ETHNOPHARMACOLOGICAL RELEVANCE

Primary ovarian insufficiency (POI), which affects 3.7 % of women under age 40, is characterized by reduced ovarian function and infertility. Although Shoutai Pill (STW) is used for endocrine regulation, its mechanism in treating POI is unclear. Existing studies of POI have focused on ovarian damage, while the pathological changes in the uterus and its interactions with the ovary have not been clarified.

AIM OF THE STUDY

To uncover the mechanism by which STW alleviates POI through the regulation of internal reproductive organs (ovary-uterus axis).

MATERIALS AND METHODS

We combined chemical profiling (UHPLC-Q-Exactive-MS/MS) with network pharmacology to identify STW's active ingredients and targets. A POI model was established in mice using tripterygium glycosides (TG). Mice were treated with STW (1.2, 2.4, or 3.6 g/kg) or a hormone-based positive control consisting of sequential administration of estradiol (0.15 mg/kg) and progesterone (1.5 mg/kg).
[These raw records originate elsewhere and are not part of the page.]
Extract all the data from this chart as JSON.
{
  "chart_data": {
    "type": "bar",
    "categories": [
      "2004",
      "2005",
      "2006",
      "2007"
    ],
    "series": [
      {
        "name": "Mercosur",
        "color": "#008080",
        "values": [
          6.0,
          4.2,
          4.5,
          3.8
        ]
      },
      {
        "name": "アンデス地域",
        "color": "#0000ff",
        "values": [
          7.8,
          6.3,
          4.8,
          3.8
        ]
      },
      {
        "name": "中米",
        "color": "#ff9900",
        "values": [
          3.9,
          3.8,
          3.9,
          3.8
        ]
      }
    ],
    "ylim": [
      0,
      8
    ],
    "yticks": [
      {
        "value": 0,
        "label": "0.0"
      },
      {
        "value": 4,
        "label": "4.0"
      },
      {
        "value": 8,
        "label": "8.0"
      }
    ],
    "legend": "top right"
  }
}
Serum hormone levels (E2, FSH, LH), estrous cycles, and ovarian and uterine pathology were assessed. Proteomic changes were analyzed using data-independent acquisition (DIA) mass spectrometry, and the key findings were validated through molecular docking, immunohistochemistry, TUNEL, and western blotting.

RESULTS

STW contains 72 active compounds with good oral bioavailability (OB > 28 %). Key ingredients like luteolin and kaempferol were predicted to interact with POI-related genes (e.g., ESR1/2, EGFR, AKT1). In TG-induced POI mice, STW improved general health, rebalanced hormones, normalized estrous cycles, and promoted both follicular development and endometrial repair. Proteomic analysis and molecular docking supported that STW targets the EGFR/PI3K/AKT pathway. In vivo validation confirmed that STW activated this pathway, reducing pro-apoptotic BAX and increasing anti-apoptotic BCL2 in both the ovaries and uteri.

CONCLUSIONS

The results indicate that STW effectively restores hormonal homeostasis, ovarian function, and uterine morphology in POI mice. This therapeutic effect may involve inhibition of the ovarian-endometrial cell apoptosis cascade via activation of the EGFR/PI3K/AKT pathway. These findings provide new insights into the molecular mechanisms of POI and support STW as a potential therapeutic strategy targeting the ovary-uterus axis.